Bir arkadaşımın babası uzun süredir bilinci kapalı bir şekilde hastanede yoğun bakımda yatıyor.

Aile perişan. Ne yedikleri yemekten tat alabiliyorlar ne de doğru düzgün uyuyabiliyorlar. Tüm vakitleri hastane koridorlarında geçiyor. En kötüsü de yaşanan belirsizlik. Daha ne kadar hastanede yaşayacaklar belli değil. Elleri yüreklerinde doktorun, hastanızı alın eve götürün bizden bu kadar demesinden korkuyorlar.

Çok zor bir durum bu!

Hastanede bir şekilde bakılıyor, ya eve gönderilirse, o zaman ne olacak?

İnsanın imtihanı bitmez. Belki de kurtuluşu ölümdür. Yüzü soğuk olsa da ölüm en büyük nimettir. Giderken hayatta gördüğü acı ve sıkıntıların hepsi bitiyor.

Ölüm geride kalanları üzse de hayatın da ölümün de hayırlısını ve bereketlisini dilemek lazım.

Ölümün ardından geride kalanlar üzülse de ölenle ölünemeyeceği için onlar da bir zaman sonra ölenin yokluğuna alışacaklar.

Ölümün en tehlikelisi yaşarken ölmektir. Yatağa bağlı hayattır bu. Ne ölürsün ne kalkar yürür, kendi işimi kendin yaparsın.

Yatağa bağlı olunca esas ölüm bu hastaya bakanlar içindir. Hastadır. Ne atılır ne satılır. Bakmak zorundasın. Gözüne bakarsın, bu emanet ne zaman gider diye. Vakti gelmeden de gitmez.

Hastanede yoğun bakımda aylar aylar kaldı. Bir umut gidip geldin ha şimdi uyanır şimdi kalkar diye.

Her geçen gün umutlar biraz daha tükenmeye başlar.

Ama hasta ayağa kalkamasa da ölü gibi yatmaya devam ediyor.

Böyle ne olacak, yok mu bir çıkış yolu derken bir gün doktorlar, hastanızı ya eve çıkarın, evde bakın ya da bir palyatif oda bulalım derler.

İyi de evde nasıl bakılacak?

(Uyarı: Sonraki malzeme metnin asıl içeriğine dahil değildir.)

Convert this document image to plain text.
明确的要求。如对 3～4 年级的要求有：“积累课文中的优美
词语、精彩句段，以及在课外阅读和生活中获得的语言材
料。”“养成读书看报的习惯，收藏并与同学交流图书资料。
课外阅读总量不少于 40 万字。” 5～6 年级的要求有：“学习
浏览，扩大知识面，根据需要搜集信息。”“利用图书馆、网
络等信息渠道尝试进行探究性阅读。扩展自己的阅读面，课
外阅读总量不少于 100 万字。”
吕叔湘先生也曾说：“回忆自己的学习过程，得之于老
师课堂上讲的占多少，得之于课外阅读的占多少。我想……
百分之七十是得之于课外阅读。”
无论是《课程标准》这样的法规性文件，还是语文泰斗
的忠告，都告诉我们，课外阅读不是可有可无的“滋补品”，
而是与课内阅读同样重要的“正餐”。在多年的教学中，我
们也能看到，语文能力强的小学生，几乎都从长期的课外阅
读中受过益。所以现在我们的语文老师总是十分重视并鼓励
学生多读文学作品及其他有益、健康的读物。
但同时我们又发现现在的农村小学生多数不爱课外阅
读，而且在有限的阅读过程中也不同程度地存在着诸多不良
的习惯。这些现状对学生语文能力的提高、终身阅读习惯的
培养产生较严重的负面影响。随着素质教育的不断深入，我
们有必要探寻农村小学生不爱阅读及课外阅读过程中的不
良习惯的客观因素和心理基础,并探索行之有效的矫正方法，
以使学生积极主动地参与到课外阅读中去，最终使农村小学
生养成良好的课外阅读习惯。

Palyatif odada nasıl olacak?

Hastayı eve çıkarsan evde diri olmayan bir ceset var. Siz deyin buna bu ev cenaze evi. Aylar yıllar böyle devam eder mi? Yaşarken ölürsün. Ne bir yere gidebilir ne gülebilirsin ne sağlayabilirsiniz ne de özel bir yaşantın olur.

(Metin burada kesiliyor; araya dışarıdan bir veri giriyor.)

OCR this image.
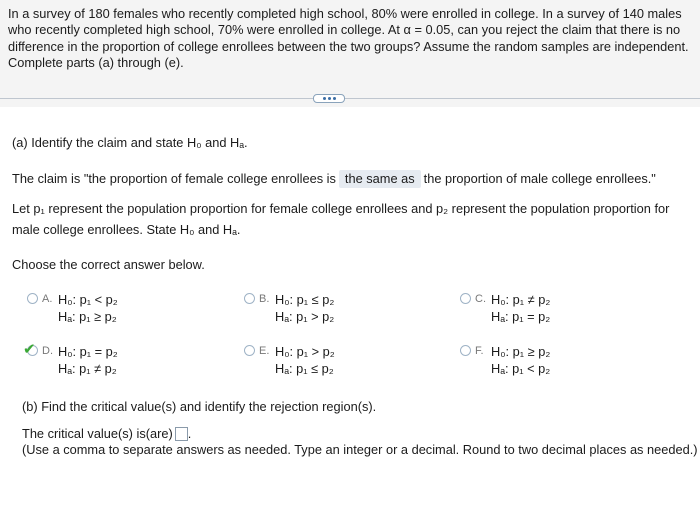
In a survey of 180 females who recently completed high school, 80% were enrolled in college. In a survey of 140 males who recently completed high school, 70% were enrolled in college. At α = 0.05, can you reject the claim that there is no difference in the proportion of college enrollees between the two groups? Assume the random samples are independent. Complete parts (a) through (e).
(a) Identify the claim and state H₀ and Hₐ.
The claim is "the proportion of female college enrollees is the same as the proportion of male college enrollees."
Let p₁ represent the population proportion for female college enrollees and p₂ represent the population proportion for
male college enrollees. State H₀ and Hₐ.
Choose the correct answer below.
A. H₀: p₁ < p₂
Hₐ: p₁ ≥ p₂
B. H₀: p₁ ≤ p₂
Hₐ: p₁ > p₂
C. H₀: p₁ ≠ p₂
Hₐ: p₁ = p₂
✔ D. H₀: p₁ = p₂
Hₐ: p₁ ≠ p₂
E. H₀: p₁ > p₂
Hₐ: p₁ ≤ p₂
F. H₀: p₁ ≥ p₂
Hₐ: p₁ < p₂
(b) Find the critical value(s) and identify the rejection region(s).
The critical value(s) is(are) .
(Use a comma to separate answers as needed. Type an integer or a decimal. Round to two decimal places as needed.)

Böyle olmaz. Palyatif oda olsun dediler veya dedin. Burası da ayrı bir dert. Çünkü buraya lazım refakatçi. Sabahtan akşama, 7/24 kim durur öndeki konuşmaz, kalkmaz ve yürümez cesetle?

Akıl veren çıkar. Efendim, böyle yerlerde hasta bakıcılık yapanlar var. Bulun böyle birini. Sizin yerinize baksın denir. İyi de böyle birini nereden, nasıl bulacaksın? Buldun. Böyle biri burada ücretsiz iş yapmayacak. Parayla bakacak bu işe. Vereceğin para da üç beş kuruş değil. Bir maaş vereceksin en azından. Bu maaşın en düşüğü de asgari ücret. Aldığın nedir ki aldığından asgari ücret para vereceksin. Verdin diyelim. Sen ne yiyeceksin? Haydi buldun bir iki ay. Borç dert geçindin. Ne zamana kadar devam edecek bu tür bir yaşam.

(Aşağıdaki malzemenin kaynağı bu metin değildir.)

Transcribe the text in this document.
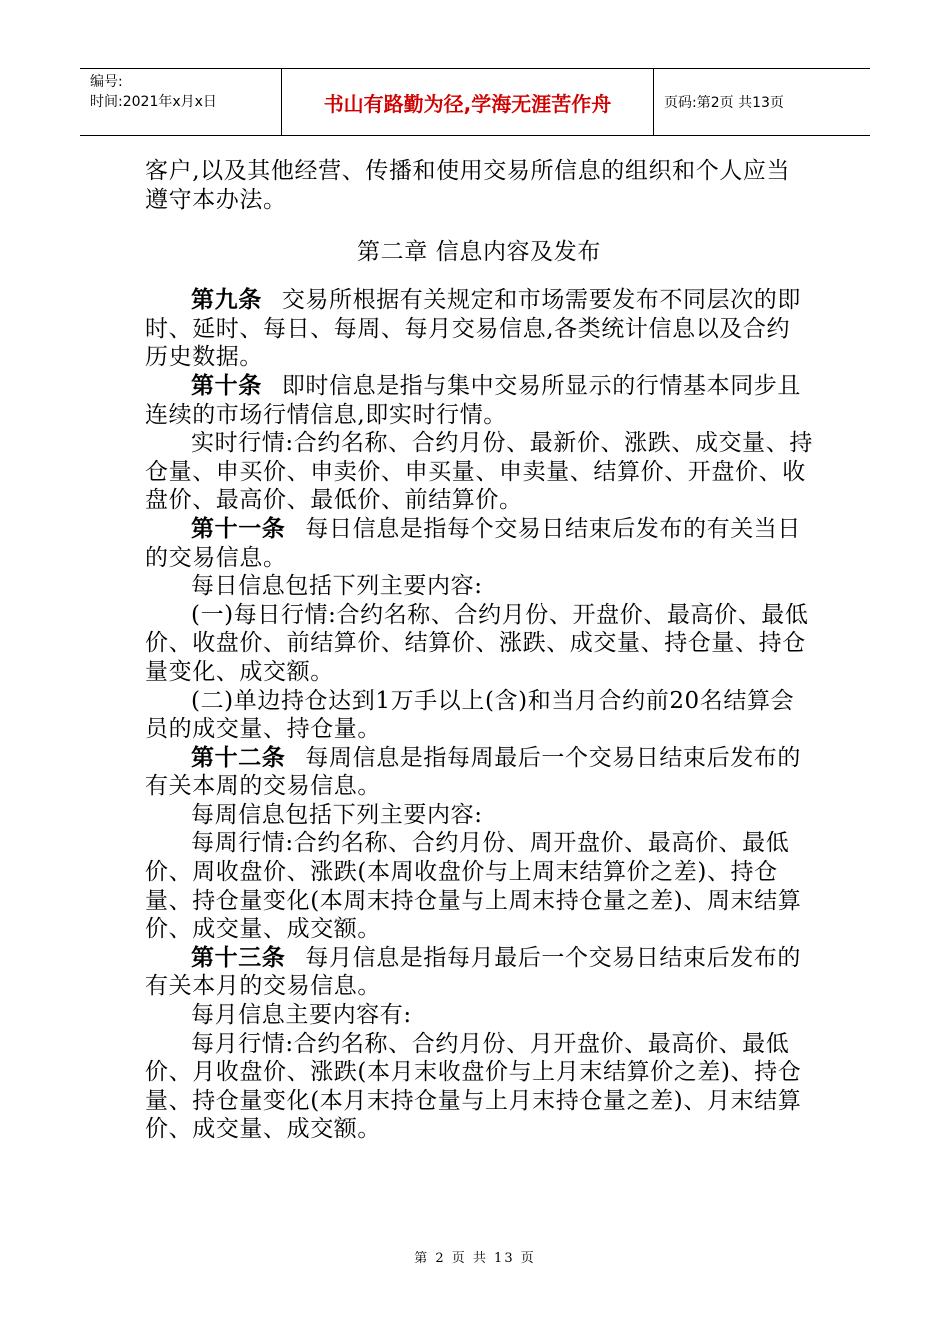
编号:
时间:2021年x月x日	书山有路勤为径,学海无涯苦作舟	页码:第2页 共13页

客户,以及其他经营、传播和使用交易所信息的组织和个人应当遵守本办法。

第二章 信息内容及发布

第九条 交易所根据有关规定和市场需要发布不同层次的即时、延时、每日、每周、每月交易信息,各类统计信息以及合约历史数据。

第十条 即时信息是指与集中交易所显示的行情基本同步且连续的市场行情信息,即实时行情。

实时行情:合约名称、合约月份、最新价、涨跌、成交量、持仓量、申买价、申卖价、申买量、申卖量、结算价、开盘价、收盘价、最高价、最低价、前结算价。

第十一条 每日信息是指每个交易日结束后发布的有关当日的交易信息。

每日信息包括下列主要内容:

(一)每日行情:合约名称、合约月份、开盘价、最高价、最低价、收盘价、前结算价、结算价、涨跌、成交量、持仓量、持仓量变化、成交额。

(二)单边持仓达到1万手以上(含)和当月合约前20名结算会员的成交量、持仓量。

第十二条 每周信息是指每周最后一个交易日结束后发布的有关本周的交易信息。

每周信息包括下列主要内容:

每周行情:合约名称、合约月份、周开盘价、最高价、最低价、周收盘价、涨跌(本周收盘价与上周末结算价之差)、持仓量、持仓量变化(本周末持仓量与上周末持仓量之差)、周末结算价、成交量、成交额。

第十三条 每月信息是指每月最后一个交易日结束后发布的有关本月的交易信息。

每月信息主要内容有:

每月行情:合约名称、合约月份、月开盘价、最高价、最低价、月收盘价、涨跌(本月末收盘价与上月末结算价之差)、持仓量、持仓量变化(本月末持仓量与上月末持仓量之差)、月末结算价、成交量、成交额。

第 2 页 共 13 页
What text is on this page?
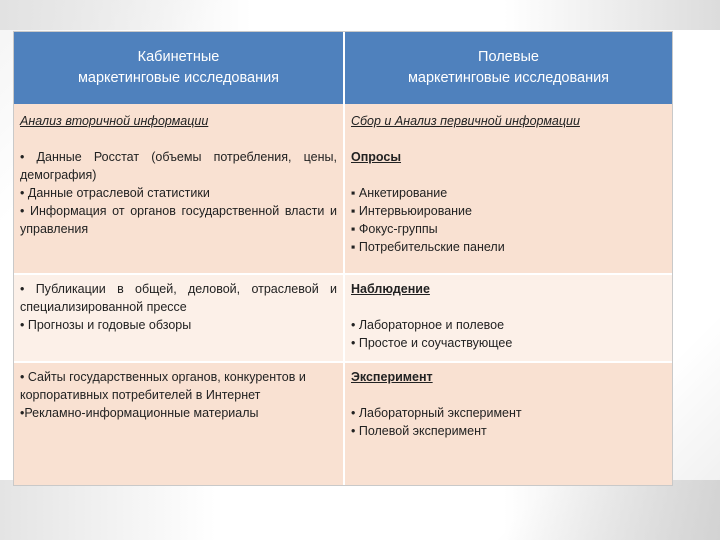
Кабинетные
маркетинговые исследования
Полевые
маркетинговые исследования
Анализ вторичной информации
• Данные Росстат (объемы потребления, цены, демография)
• Данные отраслевой статистики
• Информация от органов государственной власти и управления
Сбор и Анализ первичной информации
Опросы
▪ Анкетирование
▪ Интервьюирование
▪ Фокус-группы
▪ Потребительские панели
• Публикации в общей, деловой, отраслевой и специализированной прессе
• Прогнозы и годовые обзоры
Наблюдение
• Лабораторное и полевое
• Простое и соучаствующее
• Сайты государственных органов, конкурентов и корпоративных потребителей в Интернет
•Рекламно-информационные материалы
Эксперимент
• Лабораторный эксперимент
• Полевой эксперимент
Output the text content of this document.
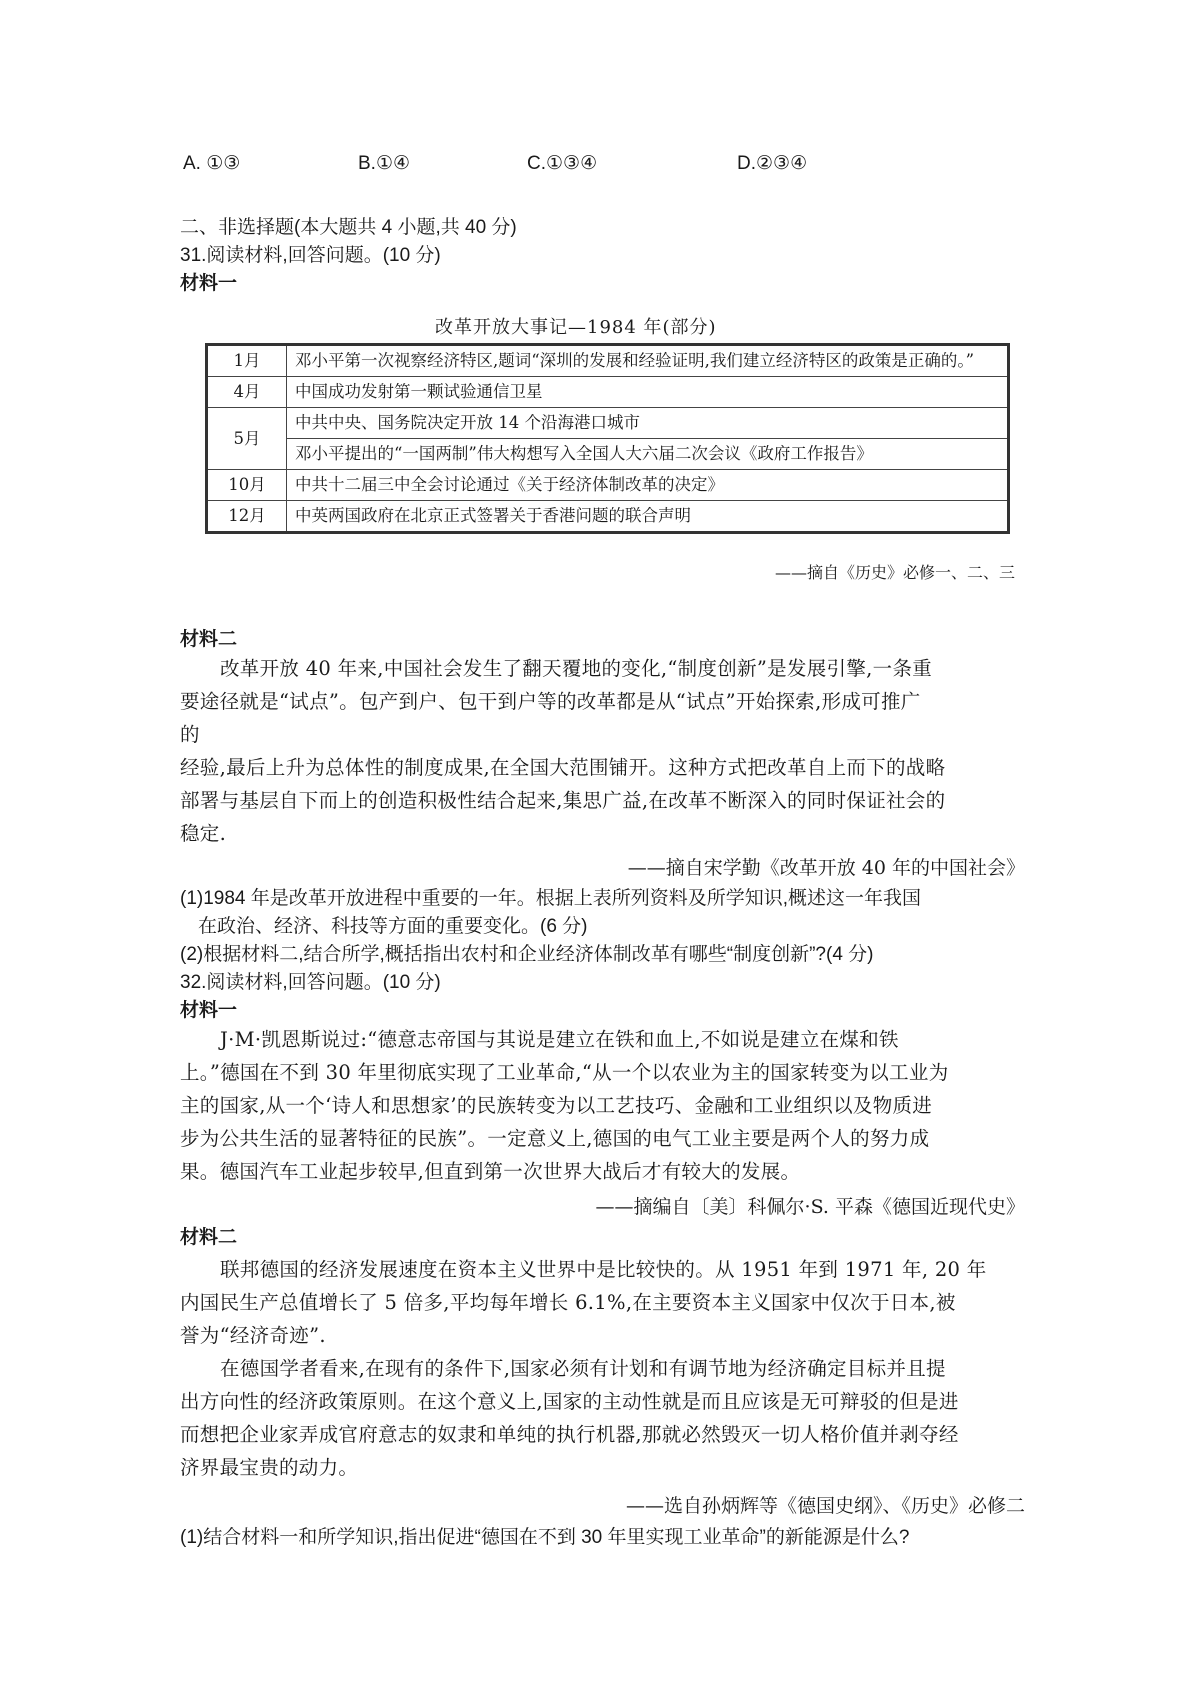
A. ①③	B.①④	C.①③④	D.②③④
二、非选择题(本大题共 4 小题,共 40 分)
31.阅读材料,回答问题。(10 分)
材料一
改革开放大事记—1984 年(部分)
1月	邓小平第一次视察经济特区,题词“深圳的发展和经验证明,我们建立经济特区的政策是正确的。”
4月	中国成功发射第一颗试验通信卫星
5月	中共中央、国务院决定开放 14 个沿海港口城市
	邓小平提出的“一国两制”伟大构想写入全国人大六届二次会议《政府工作报告》
10月	中共十二届三中全会讨论通过《关于经济体制改革的决定》
12月	中英两国政府在北京正式签署关于香港问题的联合声明
——摘自《历史》必修一、二、三
材料二
改革开放 40 年来,中国社会发生了翻天覆地的变化,“制度创新”是发展引擎,一条重
要途径就是“试点”。包产到户、包干到户等的改革都是从“试点”开始探索,形成可推广
的
经验,最后上升为总体性的制度成果,在全国大范围铺开。这种方式把改革自上而下的战略
部署与基层自下而上的创造积极性结合起来,集思广益,在改革不断深入的同时保证社会的
稳定.
——摘自宋学勤《改革开放 40 年的中国社会》
(1)1984 年是改革开放进程中重要的一年。根据上表所列资料及所学知识,概述这一年我国
在政治、经济、科技等方面的重要变化。(6 分)
(2)根据材料二,结合所学,概括指出农村和企业经济体制改革有哪些“制度创新”?(4 分)
32.阅读材料,回答问题。(10 分)
材料一
J·M·凯恩斯说过:“德意志帝国与其说是建立在铁和血上,不如说是建立在煤和铁
上。”德国在不到 30 年里彻底实现了工业革命,“从一个以农业为主的国家转变为以工业为
主的国家,从一个‘诗人和思想家’的民族转变为以工艺技巧、金融和工业组织以及物质进
步为公共生活的显著特征的民族”。一定意义上,德国的电气工业主要是两个人的努力成
果。德国汽车工业起步较早,但直到第一次世界大战后才有较大的发展。
——摘编自〔美〕科佩尔·S. 平森《德国近现代史》
材料二
联邦德国的经济发展速度在资本主义世界中是比较快的。从 1951 年到 1971 年, 20 年
内国民生产总值增长了 5 倍多,平均每年增长 6.1%,在主要资本主义国家中仅次于日本,被
誉为“经济奇迹”.
在德国学者看来,在现有的条件下,国家必须有计划和有调节地为经济确定目标并且提
出方向性的经济政策原则。在这个意义上,国家的主动性就是而且应该是无可辩驳的但是进
而想把企业家弄成官府意志的奴隶和单纯的执行机器,那就必然毁灭一切人格价值并剥夺经
济界最宝贵的动力。
——选自孙炳辉等《德国史纲》、《历史》必修二
(1)结合材料一和所学知识,指出促进“德国在不到 30 年里实现工业革命”的新能源是什么?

Gel de çık bu işin içinden. Çünkü çaresiz bir durum var karşında.

Bir de özel bakımevleri vardır ki buralara hastasını koymak her kişinin harcı değil.

Sadede gelirsek, bu ülkede hastası palyatif oda hastası olan nice insanlar var. Ya kendileri hasta başında nöbetleşe hastaya refakat ediyorlar ya da her bir hasta sahibi, birini ücretle tutuyor. Böyle olacağına yani her bakıma muhtaç, yatağa bağlı hastalar için bir refakatçi olacağına, 8-10 kadar yatağa bağlı hastaya profesyonel bir hasta bakıcı görevlendirilse, bu hasta bakıcının ücretini de hasta yakınları ortaklaşa verse daha iyi olmaz mı? Bu öneri hasta yakınlarının elini hem madden hem de manen rahatlatacaktır. Üzerinde düşünmeye değer. Bunu da bünyesinde palyatif oda bulunan hastane yönetiminin düşünmesi lazım.